Boeing’s $44bn tanker may miss a milestone by 3 years

Bloomberg

Boeing Co’s first aerial refuelling tanker in a $44 billion programme is scheduled to land on Friday at an Air Force base in Kansas for a celebration tempered by what now may become a delay of at least three years in meeting its most important milestone.
A ceremony is planned for the arrival of the KC-46 at McConnell Air Force Base, with scores of Air Force personnel on hand, along with Kansas Governor Laura Kelly and the state’s two US senators, Pat Roberts and Jerry Moran.
The Air Force accepted the first delivery despite unresolved issues including fixing a troubled camera system used in refuelling operations.
Of more significance than the first aircraft, the contractor was originally required to deliver 18 planes, two spare engines and nine sets of wing-mounted refueling pods by August 2017. That’s already slipped past a revised estimate of October 2018. Now, the Defense Contract Management Agency is predicting it won’t happen until the third quarter of 2020.
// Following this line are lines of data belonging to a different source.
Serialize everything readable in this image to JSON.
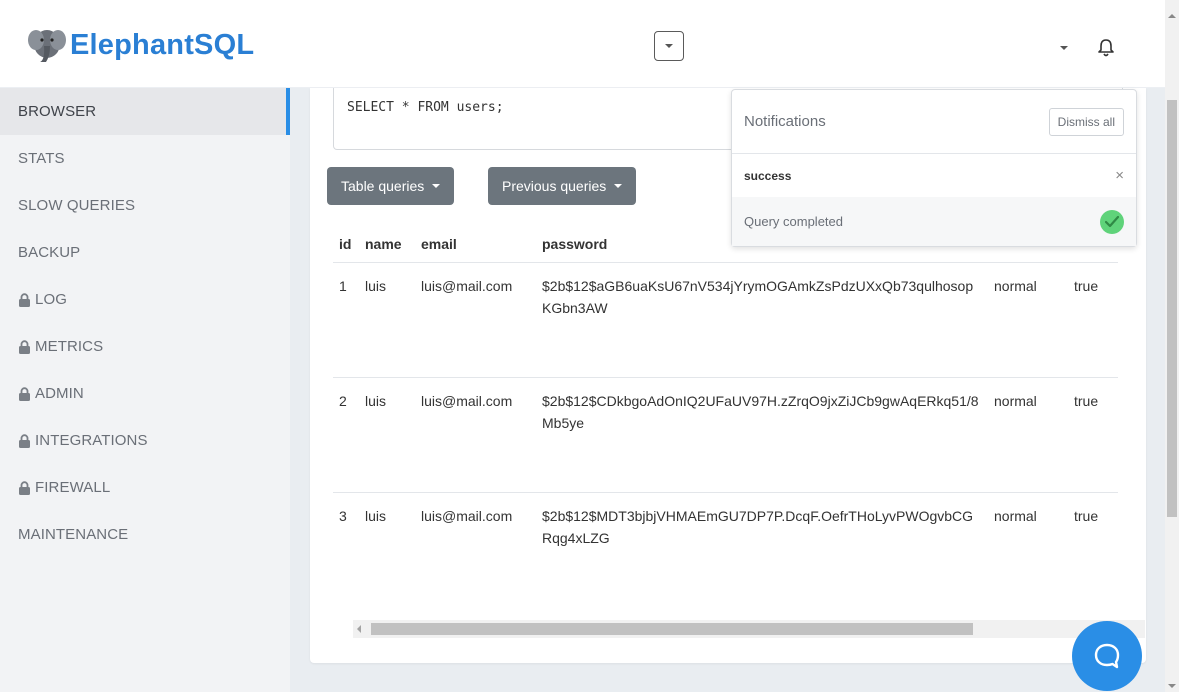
{
  "brand": {
    "name": "ElephantSQL"
  },
  "header": {
    "center_dropdown_icon": "caret-down-icon",
    "account_dropdown_icon": "caret-down-icon",
    "bell_icon": "bell-icon"
  },
  "sidebar": {
    "items": [
      {
        "label": "BROWSER",
        "locked": false,
        "active": true
      },
      {
        "label": "STATS",
        "locked": false,
        "active": false
      },
      {
        "label": "SLOW QUERIES",
        "locked": false,
        "active": false
      },
      {
        "label": "BACKUP",
        "locked": false,
        "active": false
      },
      {
        "label": "LOG",
        "locked": true,
        "active": false
      },
      {
        "label": "METRICS",
        "locked": true,
        "active": false
      },
      {
        "label": "ADMIN",
        "locked": true,
        "active": false
      },
      {
        "label": "INTEGRATIONS",
        "locked": true,
        "active": false
      },
      {
        "label": "FIREWALL",
        "locked": true,
        "active": false
      },
      {
        "label": "MAINTENANCE",
        "locked": false,
        "active": false
      }
    ]
  },
  "query": {
    "text": "SELECT * FROM users;"
  },
  "buttons": {
    "table_queries": "Table queries",
    "previous_queries": "Previous queries"
  },
  "table": {
    "columns": [
      "id",
      "name",
      "email",
      "password",
      "",
      ""
    ],
    "rows": [
      [
        "1",
        "luis",
        "luis@mail.com",
        "$2b$12$aGB6uaKsU67nV534jYrymOGAmkZsPdzUXxQb73qulhosopKGbn3AW",
        "normal",
        "true"
      ],
      [
        "2",
        "luis",
        "luis@mail.com",
        "$2b$12$CDkbgoAdOnIQ2UFaUV97H.zZrqO9jxZiJCb9gwAqERkq51/8Mb5ye",
        "normal",
        "true"
      ],
      [
        "3",
        "luis",
        "luis@mail.com",
        "$2b$12$MDT3bjbjVHMAEmGU7DP7P.DcqF.OefrTHoLyvPWOgvbCGRqg4xLZG",
        "normal",
        "true"
      ]
    ]
  },
  "notifications": {
    "title": "Notifications",
    "dismiss_label": "Dismiss all",
    "items": [
      {
        "type": "success",
        "message": "Query completed",
        "icon": "check-circle-icon",
        "close": "×"
      }
    ]
  },
  "colors": {
    "brand": "#2a7fd4",
    "accent": "#2a8ee6",
    "button": "#6c757d",
    "success": "#5fd37a",
    "sidebar_bg": "#f2f3f5"
  }
}
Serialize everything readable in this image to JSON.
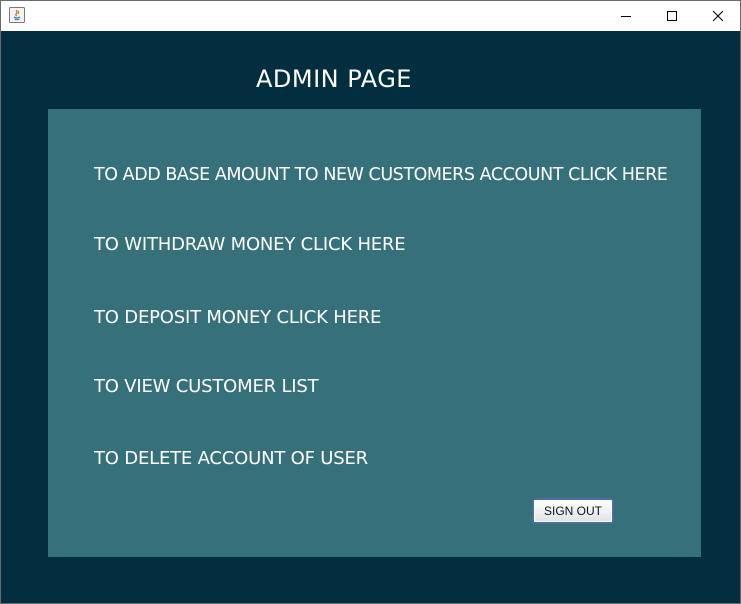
{
  "window": {
    "controls": {
      "minimize": "minimize-icon",
      "maximize": "maximize-icon",
      "close": "close-icon"
    }
  },
  "colors": {
    "background": "#032e3f",
    "panel": "#35707b",
    "text": "#ffffff"
  },
  "page": {
    "title": "ADMIN PAGE"
  },
  "actions": [
    {
      "label": "TO ADD BASE AMOUNT TO NEW CUSTOMERS ACCOUNT CLICK HERE"
    },
    {
      "label": "TO WITHDRAW MONEY CLICK HERE"
    },
    {
      "label": "TO DEPOSIT MONEY CLICK HERE"
    },
    {
      "label": "TO VIEW CUSTOMER LIST"
    },
    {
      "label": "TO DELETE ACCOUNT OF USER"
    }
  ],
  "signout": {
    "label": "SIGN OUT"
  }
}
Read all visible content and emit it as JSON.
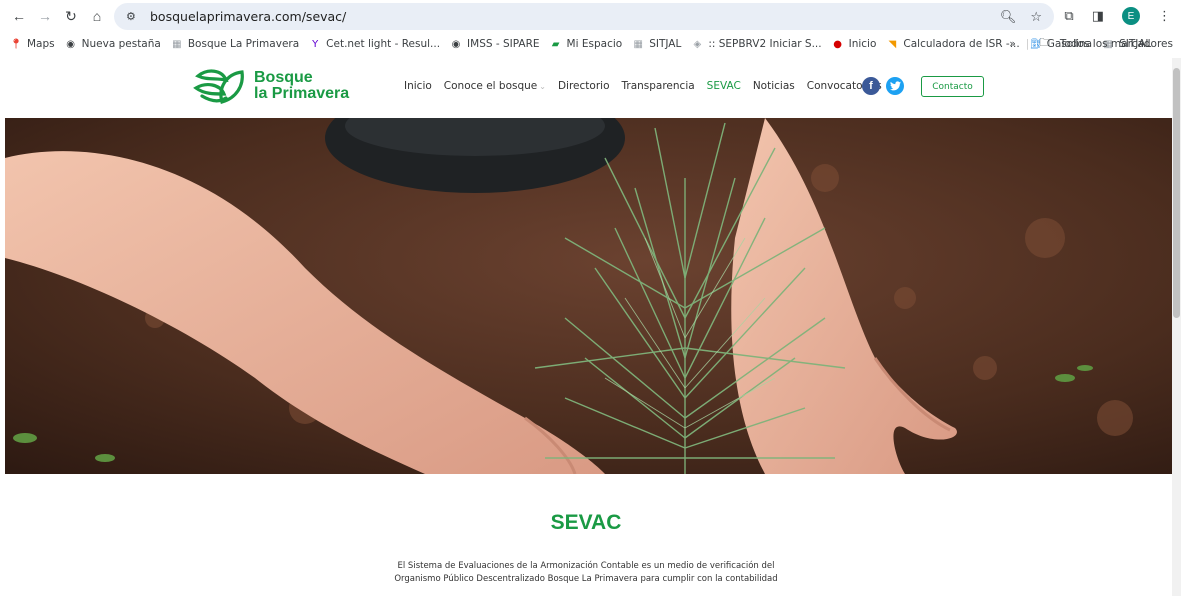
{
  "browser": {
    "url": "bosquelaprimavera.com/sevac/",
    "avatar_letter": "E",
    "bookmarks": [
      {
        "label": "Maps",
        "icon": "map-pin-icon",
        "color": "#ea4335"
      },
      {
        "label": "Nueva pestaña",
        "icon": "globe-icon",
        "color": "#3c4043"
      },
      {
        "label": "Bosque La Primavera",
        "icon": "building-icon",
        "color": "#9aa0a6"
      },
      {
        "label": "Cet.net light - Resul...",
        "icon": "yahoo-icon",
        "color": "#6001d2"
      },
      {
        "label": "IMSS - SIPARE",
        "icon": "globe-icon",
        "color": "#3c4043"
      },
      {
        "label": "Mi Espacio",
        "icon": "cfe-icon",
        "color": "#1a9a44"
      },
      {
        "label": "SITJAL",
        "icon": "building-icon",
        "color": "#9aa0a6"
      },
      {
        "label": ":: SEPBRV2 Iniciar S...",
        "icon": "shield-icon",
        "color": "#9aa0a6"
      },
      {
        "label": "Inicio",
        "icon": "dot-icon",
        "color": "#d50000"
      },
      {
        "label": "Calculadora de ISR -...",
        "icon": "flag-icon",
        "color": "#f29900"
      },
      {
        "label": "Gasolina",
        "icon": "fuel-icon",
        "color": "#1e88e5"
      },
      {
        "label": "SITJAL",
        "icon": "building-icon",
        "color": "#9aa0a6"
      }
    ],
    "all_bookmarks": "Todos los marcadores"
  },
  "site": {
    "logo_line1": "Bosque",
    "logo_line2": "la Primavera",
    "menu": [
      {
        "label": "Inicio",
        "active": false,
        "dropdown": false
      },
      {
        "label": "Conoce el bosque",
        "active": false,
        "dropdown": true
      },
      {
        "label": "Directorio",
        "active": false,
        "dropdown": false
      },
      {
        "label": "Transparencia",
        "active": false,
        "dropdown": false
      },
      {
        "label": "SEVAC",
        "active": true,
        "dropdown": false
      },
      {
        "label": "Noticias",
        "active": false,
        "dropdown": false
      },
      {
        "label": "Convocatorias",
        "active": false,
        "dropdown": false
      }
    ],
    "facebook": "f",
    "contact_button": "Contacto",
    "brand_color": "#1a9a44",
    "facebook_color": "#3b5998",
    "twitter_color": "#1da1f2"
  },
  "content": {
    "title": "SEVAC",
    "paragraph_line1": "El Sistema de Evaluaciones de la Armonización Contable es un medio de verificación del",
    "paragraph_line2": "Organismo Público Descentralizado Bosque La Primavera para cumplir con la contabilidad"
  }
}
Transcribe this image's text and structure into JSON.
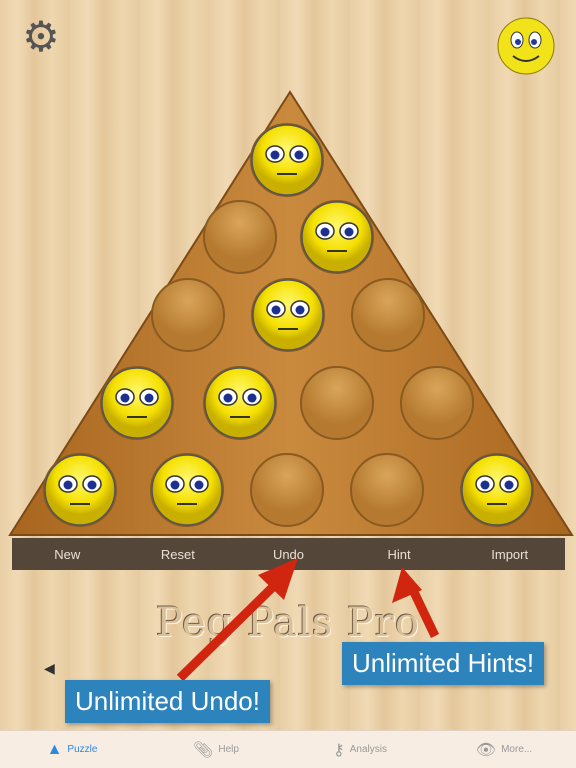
{
  "toolbar": {
    "new": "New",
    "reset": "Reset",
    "undo": "Undo",
    "hint": "Hint",
    "import": "Import"
  },
  "app_title": "Peg Pals Pro",
  "callouts": {
    "undo": "Unlimited Undo!",
    "hint": "Unlimited Hints!"
  },
  "tabs": [
    {
      "label": "Puzzle",
      "icon": "triangle-icon",
      "active": true
    },
    {
      "label": "Help",
      "icon": "paperclip-icon"
    },
    {
      "label": "Analysis",
      "icon": "key-icon"
    },
    {
      "label": "More...",
      "icon": "eye-icon"
    }
  ],
  "board": {
    "rows": [
      [
        1
      ],
      [
        0,
        1
      ],
      [
        0,
        1,
        0
      ],
      [
        1,
        1,
        0,
        0
      ],
      [
        1,
        1,
        0,
        0,
        1
      ]
    ]
  },
  "colors": {
    "accent": "#2a8ae0",
    "callout": "#2d83bb",
    "arrow": "#d0250f",
    "toolbar": "#55463a",
    "peg": "#f5e000"
  }
}
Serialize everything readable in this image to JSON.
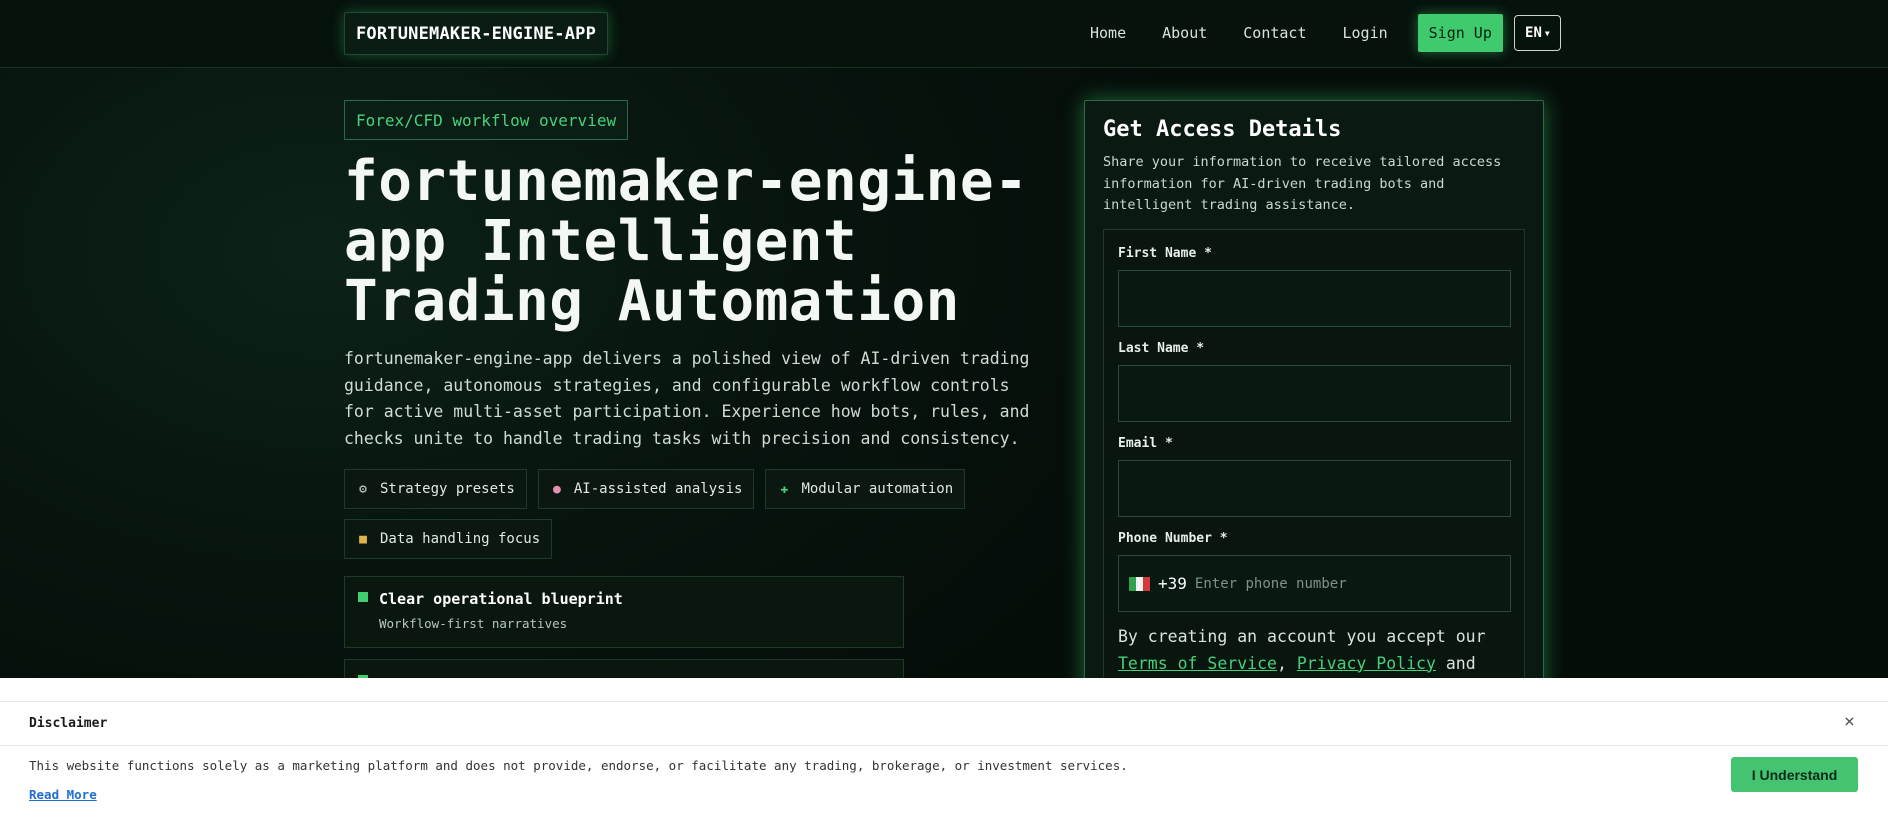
{
  "header": {
    "logo": "FORTUNEMAKER-ENGINE-APP",
    "nav": [
      "Home",
      "About",
      "Contact",
      "Login"
    ],
    "signup": "Sign Up",
    "lang": "EN"
  },
  "hero": {
    "badge": "Forex/CFD workflow overview",
    "title": "fortunemaker-engine-app Intelligent Trading Automation",
    "description": "fortunemaker-engine-app delivers a polished view of AI-driven trading guidance, autonomous strategies, and configurable workflow controls for active multi-asset participation. Experience how bots, rules, and checks unite to handle trading tasks with precision and consistency.",
    "chips": [
      {
        "icon": "gear-icon",
        "label": "Strategy presets"
      },
      {
        "icon": "brain-icon",
        "label": "AI-assisted analysis"
      },
      {
        "icon": "puzzle-icon",
        "label": "Modular automation"
      },
      {
        "icon": "lock-icon",
        "label": "Data handling focus"
      }
    ],
    "features": [
      {
        "title": "Clear operational blueprint",
        "subtitle": "Workflow-first narratives"
      },
      {
        "title": "",
        "subtitle": ""
      }
    ]
  },
  "form": {
    "title": "Get Access Details",
    "subtitle": "Share your information to receive tailored access information for AI-driven trading bots and intelligent trading assistance.",
    "first_name_label": "First Name *",
    "last_name_label": "Last Name *",
    "email_label": "Email *",
    "phone_label": "Phone Number *",
    "dial_code": "+39",
    "phone_placeholder": "Enter phone number",
    "terms_prefix": "By creating an account you accept our ",
    "terms_link": "Terms of Service",
    "terms_sep": ", ",
    "privacy_link": "Privacy Policy",
    "terms_suffix": " and"
  },
  "disclaimer": {
    "title": "Disclaimer",
    "close": "×",
    "text": "This website functions solely as a marketing platform and does not provide, endorse, or facilitate any trading, brokerage, or investment services.",
    "read_more": "Read More",
    "button": "I Understand"
  }
}
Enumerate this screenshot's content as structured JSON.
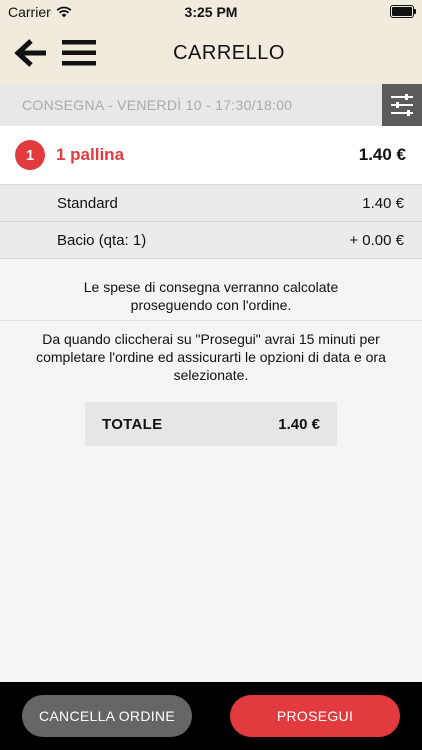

The contract agency is citing the prospect of added delay until a Boeing subcontractor based in the UK, Cobham Plc, can deliver the wing-mounted pods, which allow two aircraft to be refuelled at once.
While Cobham is continuing qualification testing needed for the pods to be certified by the Federal Aviation Administration, their production “is not an issue at this time,” Mark Woodbury, a spokesman for the defense contract agency, said.
Air Force spokeswoman Ann Stefanek said in an email that the service agrees that the pace of pod deliveries is likely to determine whether the KC-46 can meet its milestone.
Delivery of certified pods was originally scheduled for August 2017 but is now projected for June 2020, Captain Hope Cronin, another Air Force spokeswoman, said in an email. Cobham’s difficulties in producing the pod sets “was attributed more to compliance with FAA processes” than to technical difficulties, she said.
Boeing spokesman Chick Ramey said the company is “actively helping” Cobham “address the challenges they’re having, and we look forward to continued progress as we prepare to deliver KC-46 aircraft.”
Last July, Cobham dropped by the most in about one and a half years in London trading after it disclosed Boeing was withholding invoice payments in a dispute over progress on the pods. Boeing made “as yet unquantified damages assertions,” which Cobham is challenging, the company said in a statement at the time.
In an August regulatory filing the company told investors that qualification of the pods “is in its early stages with risks relating to schedule and cost.
Completion could take significantly longer than originally planned, and this increases concurrency risk as well as base cost assumptions.”
Cobham spokesman Charles Harrowing said in an email that “in speaking with various members of the team here at Cobham, we are not looking to comment further to the DCMA statements you have received.”
In its latest programme assessment, the Defense Contract Management Agency said that based on Boeing’s past performance, it has “low confidence” that the company will meet its most recent revised master schedule.